In this case, a definite diagnosis of a yamakagashi bite could not be made. However, the patient had two bite wounds on the right lower leg, and the bleeding persisted 3 days after the injury, coagulopathy with fibrinogen levels < 50 mg/dL was present, and fibrinogen levels remained below detectable levels despite FFP administration. Therefore, the severe head injury caused by coagulopathy likely resulted from a yamakagashi bite.
Yamakagashi is found throughout Russia and eastern Asia, including China, Taiwan, Korea, and Japan (excluding the Ryukyu region).2 They have two kinds of venom.3 Cervical gland venom is released from ~ 10 pairs of glands under the skin of the neck when the neck is strongly compressed and the glands rupture, and it causes corneal ulceration and iritis when it enters the eye. Duvernoy's gland venom, in contrast, is released from the hind-region of the maxilla through conduit openings in front of the two pairs of fangs located on the back teeth of the maxilla. Because these fangs are short (< 2 mm) and no muscles are needed to squeeze the Duvernoy’s gland, a momentary bite is often not enough to release the venom. If back teeth are involved in the bite, this venom can enter the body and cause serious bleeding.

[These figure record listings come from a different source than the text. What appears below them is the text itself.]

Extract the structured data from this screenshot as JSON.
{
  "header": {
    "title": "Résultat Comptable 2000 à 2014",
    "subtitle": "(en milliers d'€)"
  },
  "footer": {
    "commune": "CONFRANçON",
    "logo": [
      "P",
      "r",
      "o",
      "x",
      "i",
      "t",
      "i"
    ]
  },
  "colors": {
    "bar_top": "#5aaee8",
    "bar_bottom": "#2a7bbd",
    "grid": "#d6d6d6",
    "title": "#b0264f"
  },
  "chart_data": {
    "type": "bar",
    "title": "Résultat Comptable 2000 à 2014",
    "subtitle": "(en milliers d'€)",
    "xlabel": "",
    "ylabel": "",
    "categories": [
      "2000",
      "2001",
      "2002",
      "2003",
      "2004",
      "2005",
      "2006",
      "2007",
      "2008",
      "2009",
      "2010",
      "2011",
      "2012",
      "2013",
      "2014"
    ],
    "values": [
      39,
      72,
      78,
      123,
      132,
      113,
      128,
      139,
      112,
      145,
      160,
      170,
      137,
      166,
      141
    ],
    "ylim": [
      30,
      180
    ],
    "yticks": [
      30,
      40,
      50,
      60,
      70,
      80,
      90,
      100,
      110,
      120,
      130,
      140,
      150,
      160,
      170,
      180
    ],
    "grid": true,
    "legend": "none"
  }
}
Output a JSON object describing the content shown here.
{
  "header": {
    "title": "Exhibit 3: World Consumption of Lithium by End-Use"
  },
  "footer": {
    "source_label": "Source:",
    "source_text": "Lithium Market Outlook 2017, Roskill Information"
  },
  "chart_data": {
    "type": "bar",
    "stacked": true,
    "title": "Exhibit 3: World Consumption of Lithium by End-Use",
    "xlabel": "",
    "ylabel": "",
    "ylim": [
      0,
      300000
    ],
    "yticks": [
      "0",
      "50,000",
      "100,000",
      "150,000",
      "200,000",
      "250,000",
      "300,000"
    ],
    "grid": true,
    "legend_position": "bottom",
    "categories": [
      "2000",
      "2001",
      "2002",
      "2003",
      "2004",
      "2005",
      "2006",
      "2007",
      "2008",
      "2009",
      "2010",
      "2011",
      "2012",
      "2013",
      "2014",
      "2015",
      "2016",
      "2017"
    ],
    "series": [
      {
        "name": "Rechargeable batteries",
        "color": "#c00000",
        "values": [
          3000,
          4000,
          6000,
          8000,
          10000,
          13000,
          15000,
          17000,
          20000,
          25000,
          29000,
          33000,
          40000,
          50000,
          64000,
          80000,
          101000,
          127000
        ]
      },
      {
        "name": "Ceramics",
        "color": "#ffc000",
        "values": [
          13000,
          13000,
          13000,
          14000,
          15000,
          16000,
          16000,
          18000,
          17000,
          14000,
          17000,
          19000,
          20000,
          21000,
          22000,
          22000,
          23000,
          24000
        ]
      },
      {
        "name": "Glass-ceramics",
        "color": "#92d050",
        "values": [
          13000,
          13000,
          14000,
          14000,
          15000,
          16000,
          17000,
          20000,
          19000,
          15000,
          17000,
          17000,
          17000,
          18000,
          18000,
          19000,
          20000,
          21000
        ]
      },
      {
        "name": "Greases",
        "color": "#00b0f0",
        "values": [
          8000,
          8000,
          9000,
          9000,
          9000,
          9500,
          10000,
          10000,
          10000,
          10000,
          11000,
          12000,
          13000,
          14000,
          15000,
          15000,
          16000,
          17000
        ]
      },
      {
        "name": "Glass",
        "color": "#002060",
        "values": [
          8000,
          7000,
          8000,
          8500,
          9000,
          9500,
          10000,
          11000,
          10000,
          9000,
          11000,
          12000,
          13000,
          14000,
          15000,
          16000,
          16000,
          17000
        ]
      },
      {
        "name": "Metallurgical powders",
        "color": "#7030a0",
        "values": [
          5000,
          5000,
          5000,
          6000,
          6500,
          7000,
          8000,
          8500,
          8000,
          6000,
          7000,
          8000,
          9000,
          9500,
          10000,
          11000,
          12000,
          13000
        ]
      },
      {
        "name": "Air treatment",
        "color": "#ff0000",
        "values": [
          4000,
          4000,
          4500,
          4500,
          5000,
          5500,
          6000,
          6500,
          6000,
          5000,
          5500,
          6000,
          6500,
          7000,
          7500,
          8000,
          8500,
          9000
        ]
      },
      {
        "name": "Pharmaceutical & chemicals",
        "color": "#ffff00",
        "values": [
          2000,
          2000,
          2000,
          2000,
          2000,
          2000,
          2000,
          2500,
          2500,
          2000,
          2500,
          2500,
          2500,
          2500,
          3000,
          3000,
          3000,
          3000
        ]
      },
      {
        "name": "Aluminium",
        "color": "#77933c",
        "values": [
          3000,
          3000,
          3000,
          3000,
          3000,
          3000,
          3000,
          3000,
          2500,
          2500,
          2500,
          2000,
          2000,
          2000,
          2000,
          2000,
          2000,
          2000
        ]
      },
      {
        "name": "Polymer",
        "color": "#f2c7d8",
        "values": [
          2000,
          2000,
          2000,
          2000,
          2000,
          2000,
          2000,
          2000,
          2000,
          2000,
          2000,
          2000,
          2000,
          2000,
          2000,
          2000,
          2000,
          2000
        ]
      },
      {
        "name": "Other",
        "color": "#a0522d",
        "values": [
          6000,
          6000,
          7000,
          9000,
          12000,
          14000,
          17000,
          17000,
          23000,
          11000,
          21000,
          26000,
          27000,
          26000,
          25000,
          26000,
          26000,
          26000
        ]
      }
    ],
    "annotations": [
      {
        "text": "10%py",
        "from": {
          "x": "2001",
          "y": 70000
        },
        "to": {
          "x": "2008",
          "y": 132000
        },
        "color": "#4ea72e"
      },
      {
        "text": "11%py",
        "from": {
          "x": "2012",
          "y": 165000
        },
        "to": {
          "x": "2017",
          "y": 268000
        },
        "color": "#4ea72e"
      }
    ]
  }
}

Yamakagashi venom is a prothrombin activator. It causes strong blood coagulation and has a weak thrombin-like effect,4 leading to disseminated intravascular coagulation (DIC) with a fibrinolytic phenotype.5 Disseminated fibrin formation occurs, and fibrinolysis is activated, causing hypofibrinogenemia and increased levels of fibrinogen degradation products.1
Therapies for DIC due to yamakagashi venom include serotherapy (definitive therapy) and recombinant thrombomodulin (rTM) therapy (alternative therapy). Yamakagashi antivenom can only be administered in clinical trials. Although Yamakagashi antivenom has an equine source, anaphylaxis rates are 0%.6 In one study, compared to the antivenom non-administered group (n = 15), the antivenom administered group (n = 19) had a better prognosis (p = 0.03) and lower incidence of renal failure requiring dialysis (p = 0.03).1 Since Yamakagashi antivenom is used off-label in Japan,2 we need to participate in a clinical research group to use it.5
Additionally, considering that Yamakagashi venom causes DIC with a fibrinolytic phenotype, rTM preparations are expected to be effective,7 and their applications are being investigated. rTM can inhibit thrombin production, thus reducing bleeding symptoms and organ damage caused by DIC.8 However, rTM is contraindicated in the early phase of trauma because it may promote bleeding, and the patient in our case had an active intracranial hemorrhage. To our knowledge, there have been no reported cases of complications in cases of traumatic intracranial hemorrhage after yamakagashi bites due to rTM administration. Moreover, only one report of rTM use in the diagnosis of DIC due to trauma exists, and the efficacy of rTM has not been reported,9 although no life-threatening bleeding events have been observed in patients who die. Yamakagashi bites can cause DIC with a fibrinolytic phenotype; however, rTM may not be used in cases of yamakagashi bites with active bleeding due to trauma.
In this case, the possibility of a yamakagashi bite was not considered, and a large dose of FFP was administered to improve trauma-related severe coagulopathy. However, the intracranial hematoma worsened, with little improvement in fibrinogen levels, causing death. Even if we diagnosed the yamakagashi bite, owing to active bleeding caused by trauma, there would be no definitive treatment except yamakagashi antivenom.